David… vino delante de Jonatán, y dijo… ¿Cuál es mi maldad, o cuál mi pecado contra tu padre, para que busque mi vida? Él [Jonatán] le dijo:… He aquí que mi padre ninguna cosa hará, grande ni pequeña, que no me la descubra.
Estar constantemente en la odiosa presencia de Saúl le estaba empezando a pasar factura a Jonatán. No le había quedado claro que el deseo de matar a David nunca desapareció del corazón de su padre. Confió en su palabra y se mantuvo en esta actitud ambigua: Amar a David y acompañar a Saúl. ¡Cuántas personas permanecen en situaciones similares con aquellos que odian a su amado Salvador! Creen erróneamente que pueden convencer al que odia que se pase a las filas del odiado, pero la experiencia demuestra que la intención nunca se ha traducido en realidad: Este escenario se ha repetido muchas veces.
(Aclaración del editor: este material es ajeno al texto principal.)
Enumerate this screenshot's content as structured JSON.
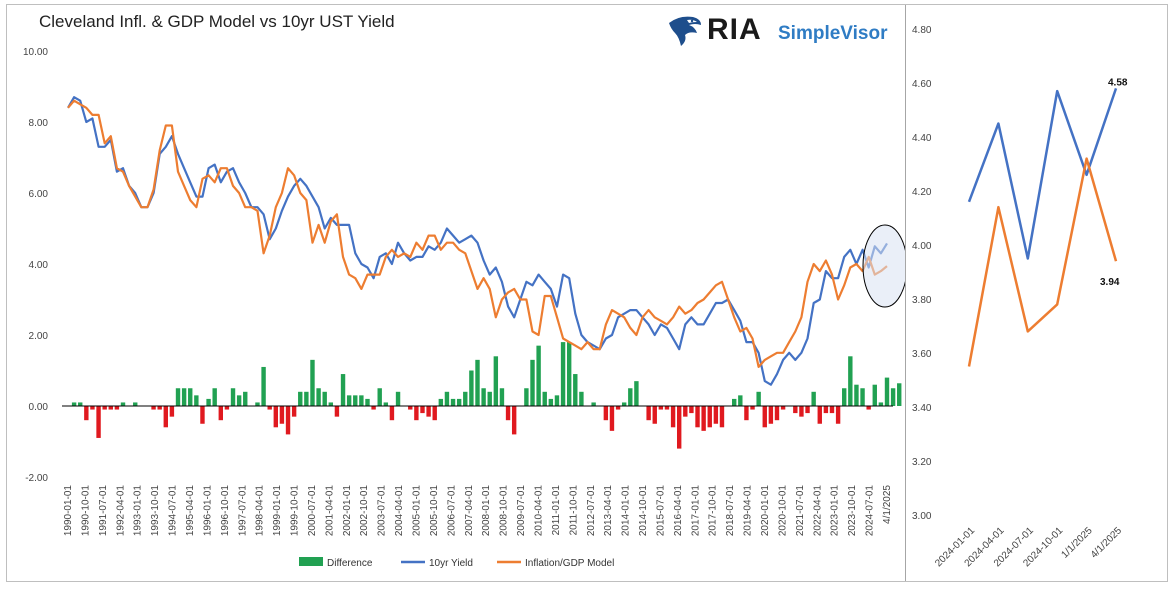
{
  "title": "Cleveland Infl. & GDP Model vs 10yr UST Yield",
  "brand": {
    "name": "RIA",
    "product": "SimpleVisor",
    "logo_icon": "eagle-icon"
  },
  "colors": {
    "yield": "#4472c4",
    "model": "#ed7d31",
    "diff_pos": "#21a152",
    "diff_neg": "#e0191f",
    "highlight": "#d9e1f2"
  },
  "chart_data": [
    {
      "type": "line",
      "ylim": [
        -2,
        10
      ],
      "yticks": [
        "-2.00",
        "0.00",
        "2.00",
        "4.00",
        "6.00",
        "8.00",
        "10.00"
      ],
      "xticks": [
        "1990-01-01",
        "1990-10-01",
        "1991-07-01",
        "1992-04-01",
        "1993-01-01",
        "1993-10-01",
        "1994-07-01",
        "1995-04-01",
        "1996-01-01",
        "1996-10-01",
        "1997-07-01",
        "1998-04-01",
        "1999-01-01",
        "1999-10-01",
        "2000-07-01",
        "2001-04-01",
        "2002-01-01",
        "2002-10-01",
        "2003-07-01",
        "2004-04-01",
        "2005-01-01",
        "2005-10-01",
        "2006-07-01",
        "2007-04-01",
        "2008-01-01",
        "2008-10-01",
        "2009-07-01",
        "2010-04-01",
        "2011-01-01",
        "2011-10-01",
        "2012-07-01",
        "2013-04-01",
        "2014-01-01",
        "2014-10-01",
        "2015-07-01",
        "2016-04-01",
        "2017-01-01",
        "2017-10-01",
        "2018-07-01",
        "2019-04-01",
        "2020-01-01",
        "2020-10-01",
        "2021-07-01",
        "2022-04-01",
        "2023-01-01",
        "2023-10-01",
        "2024-07-01",
        "4/1/2025"
      ],
      "legend": [
        "Difference",
        "10yr Yield",
        "Inflation/GDP Model"
      ],
      "series": [
        {
          "name": "10yr Yield",
          "values": [
            8.4,
            8.7,
            8.6,
            8.0,
            8.1,
            7.3,
            7.3,
            7.5,
            6.6,
            6.7,
            6.2,
            6.0,
            5.6,
            5.6,
            6.0,
            7.1,
            7.3,
            7.6,
            7.1,
            6.7,
            6.3,
            5.9,
            5.9,
            6.7,
            6.8,
            6.3,
            6.6,
            6.7,
            6.3,
            6.0,
            5.6,
            5.6,
            5.4,
            4.7,
            5.0,
            5.5,
            5.9,
            6.2,
            6.4,
            6.2,
            5.9,
            5.6,
            5.0,
            5.3,
            5.1,
            5.1,
            5.1,
            4.3,
            4.0,
            3.9,
            3.6,
            4.2,
            4.3,
            4.0,
            4.6,
            4.3,
            4.1,
            4.2,
            4.2,
            4.5,
            4.4,
            4.6,
            5.0,
            4.8,
            4.6,
            4.7,
            4.8,
            4.6,
            4.1,
            3.7,
            3.9,
            3.5,
            2.8,
            2.5,
            3.0,
            3.5,
            3.4,
            3.7,
            3.5,
            3.3,
            2.8,
            3.7,
            3.6,
            2.6,
            2.0,
            1.8,
            1.7,
            1.6,
            1.9,
            2.0,
            2.5,
            2.6,
            2.7,
            2.7,
            2.5,
            2.3,
            2.0,
            2.3,
            2.2,
            1.9,
            1.6,
            2.3,
            2.5,
            2.3,
            2.3,
            2.6,
            2.9,
            2.9,
            3.0,
            2.7,
            2.4,
            1.8,
            1.8,
            1.5,
            0.7,
            0.6,
            0.9,
            1.3,
            1.5,
            1.3,
            1.5,
            1.9,
            2.9,
            3.0,
            3.8,
            3.6,
            3.6,
            4.2,
            4.4,
            4.0,
            4.4,
            3.9,
            4.5,
            4.3,
            4.58
          ]
        },
        {
          "name": "Inflation/GDP Model",
          "values": [
            8.4,
            8.6,
            8.5,
            8.4,
            8.2,
            8.2,
            7.4,
            7.6,
            6.7,
            6.6,
            6.2,
            5.9,
            5.6,
            5.6,
            6.1,
            7.2,
            7.9,
            7.9,
            6.6,
            6.2,
            5.8,
            5.6,
            6.4,
            6.5,
            6.3,
            6.7,
            6.7,
            6.2,
            6.0,
            5.6,
            5.6,
            5.5,
            4.3,
            4.8,
            5.6,
            6.0,
            6.7,
            6.5,
            6.0,
            5.8,
            4.6,
            5.1,
            4.6,
            5.2,
            5.4,
            4.2,
            3.7,
            3.6,
            3.3,
            3.7,
            3.7,
            3.7,
            4.2,
            4.4,
            4.2,
            4.3,
            4.2,
            4.6,
            4.4,
            4.8,
            4.8,
            4.4,
            4.6,
            4.6,
            4.4,
            4.3,
            3.8,
            3.3,
            3.6,
            3.3,
            2.5,
            3.0,
            3.2,
            3.3,
            3.0,
            3.0,
            2.1,
            2.0,
            3.1,
            3.1,
            2.5,
            1.9,
            1.8,
            1.7,
            1.6,
            1.8,
            1.6,
            1.6,
            2.3,
            2.7,
            2.6,
            2.5,
            2.2,
            2.0,
            2.5,
            2.7,
            2.5,
            2.4,
            2.3,
            2.5,
            2.8,
            2.6,
            2.7,
            2.9,
            3.0,
            3.2,
            3.4,
            3.5,
            3.0,
            2.5,
            2.1,
            2.2,
            1.9,
            1.1,
            1.3,
            1.4,
            1.5,
            1.5,
            1.8,
            2.1,
            2.5,
            3.5,
            4.0,
            3.8,
            4.1,
            3.7,
            3.0,
            3.4,
            3.9,
            4.0,
            3.8,
            4.2,
            3.7,
            3.8,
            3.94
          ]
        },
        {
          "name": "Difference",
          "values": [
            0.0,
            0.1,
            0.1,
            -0.4,
            -0.1,
            -0.9,
            -0.1,
            -0.1,
            -0.1,
            0.1,
            0.0,
            0.1,
            0.0,
            0.0,
            -0.1,
            -0.1,
            -0.6,
            -0.3,
            0.5,
            0.5,
            0.5,
            0.3,
            -0.5,
            0.2,
            0.5,
            -0.4,
            -0.1,
            0.5,
            0.3,
            0.4,
            0.0,
            0.1,
            1.1,
            -0.1,
            -0.6,
            -0.5,
            -0.8,
            -0.3,
            0.4,
            0.4,
            1.3,
            0.5,
            0.4,
            0.1,
            -0.3,
            0.9,
            0.3,
            0.3,
            0.3,
            0.2,
            -0.1,
            0.5,
            0.1,
            -0.4,
            0.4,
            0.0,
            -0.1,
            -0.4,
            -0.2,
            -0.3,
            -0.4,
            0.2,
            0.4,
            0.2,
            0.2,
            0.4,
            1.0,
            1.3,
            0.5,
            0.4,
            1.4,
            0.5,
            -0.4,
            -0.8,
            0.0,
            0.5,
            1.3,
            1.7,
            0.4,
            0.2,
            0.3,
            1.8,
            1.8,
            0.9,
            0.4,
            0.0,
            0.1,
            0.0,
            -0.4,
            -0.7,
            -0.1,
            0.1,
            0.5,
            0.7,
            0.0,
            -0.4,
            -0.5,
            -0.1,
            -0.1,
            -0.6,
            -1.2,
            -0.3,
            -0.2,
            -0.6,
            -0.7,
            -0.6,
            -0.5,
            -0.6,
            0.0,
            0.2,
            0.3,
            -0.4,
            -0.1,
            0.4,
            -0.6,
            -0.5,
            -0.4,
            -0.1,
            0.0,
            -0.2,
            -0.3,
            -0.2,
            0.4,
            -0.5,
            -0.2,
            -0.2,
            -0.5,
            0.5,
            1.4,
            0.6,
            0.5,
            -0.1,
            0.6,
            0.1,
            0.8,
            0.5,
            0.64
          ]
        }
      ]
    },
    {
      "type": "line",
      "ylim": [
        3.0,
        4.8
      ],
      "yticks": [
        "3.00",
        "3.20",
        "3.40",
        "3.60",
        "3.80",
        "4.00",
        "4.20",
        "4.40",
        "4.60",
        "4.80"
      ],
      "categories": [
        "2024-01-01",
        "2024-04-01",
        "2024-07-01",
        "2024-10-01",
        "1/1/2025",
        "4/1/2025"
      ],
      "series": [
        {
          "name": "10yr Yield",
          "values": [
            4.16,
            4.45,
            3.95,
            4.57,
            4.26,
            4.58
          ]
        },
        {
          "name": "Inflation/GDP Model",
          "values": [
            3.55,
            4.14,
            3.68,
            3.78,
            4.32,
            3.94
          ]
        }
      ],
      "data_labels": [
        "4.58",
        "3.94"
      ]
    }
  ]
}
Cuando David no se presentó a la mesa de Saúl, el rey asumió en su corazón que David no estaba purificado y que no llegaría. Sin embargo, cuando Jonatán le explicó el motivo de la ausencia de David, la ira de Saul hacia David se desbordó y culminó en una reprimenda pública a su hijo y heredero, a quien trató de forma muy despectiva. Tales insultos fueron lo suficientemente duros como para enfurecer al más apacible de los hombres. El amor de Jonatán se vio probado severamente ante la ira de su padre. Por lo tanto, se atrevió a preguntarle a Saúl cuál era la razón de su ira, pero esto solo logró que él intentara matarlo (v. 32-33). Ofendido, Jonatán fue a ver a David. Cuando se encontraron, ambos lloraron como lloran aquellos que aman.
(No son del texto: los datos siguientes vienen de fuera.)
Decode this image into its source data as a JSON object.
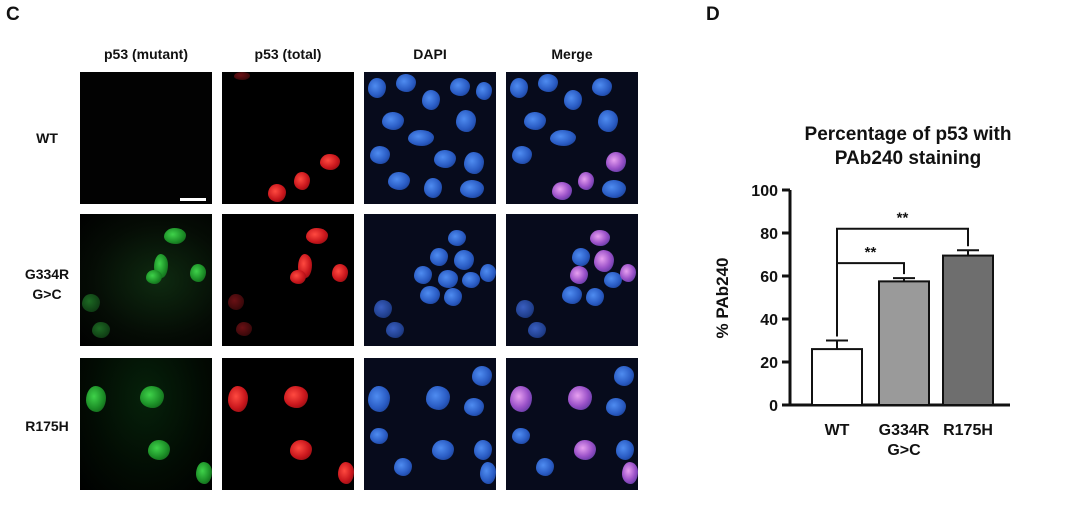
{
  "panel_c": {
    "letter": "C",
    "columns": [
      "p53 (mutant)",
      "p53 (total)",
      "DAPI",
      "Merge"
    ],
    "rows": [
      {
        "lines": [
          "WT"
        ]
      },
      {
        "lines": [
          "G334R",
          "G>C"
        ]
      },
      {
        "lines": [
          "R175H"
        ]
      }
    ]
  },
  "panel_d": {
    "letter": "D"
  },
  "chart_data": {
    "type": "bar",
    "title_lines": [
      "Percentage of p53 with",
      "PAb240 staining"
    ],
    "ylabel": "% PAb240",
    "xlabel": "",
    "categories": [
      [
        "WT"
      ],
      [
        "G334R",
        "G>C"
      ],
      [
        "R175H"
      ]
    ],
    "values": [
      26,
      57.5,
      69.5
    ],
    "errors": [
      4,
      1.5,
      2.5
    ],
    "bar_colors": [
      "#ffffff",
      "#9a9a9a",
      "#6e6e6e"
    ],
    "ylim": [
      0,
      100
    ],
    "yticks": [
      0,
      20,
      40,
      60,
      80,
      100
    ],
    "significance": [
      {
        "from": 0,
        "to": 1,
        "label": "**",
        "y": 66
      },
      {
        "from": 0,
        "to": 2,
        "label": "**",
        "y": 82
      }
    ],
    "grid": false,
    "legend": "none"
  }
}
Sin embargo, no se quedó con David, sino que volvió a la ciudad. En su corazón, este fue el comienzo de la separación de David. Sí, amaba a David, pero había tomado una decisión: Por ahora serviría en la corte de Saúl, y algún día estaría con David. Más adelante, él le contó a David cuál era su deseo: “Tú reinarás sobre Israel, y yo seré segundo después de ti; y aun Saúl mi padre así lo sabe” (1 S. 23:17). Pero, por ahora, Jonatán prefería quedarse con «lo mejor de los dos mundos». La triste realidad es que nadie puede servir a dos señores (Lc. 16:13).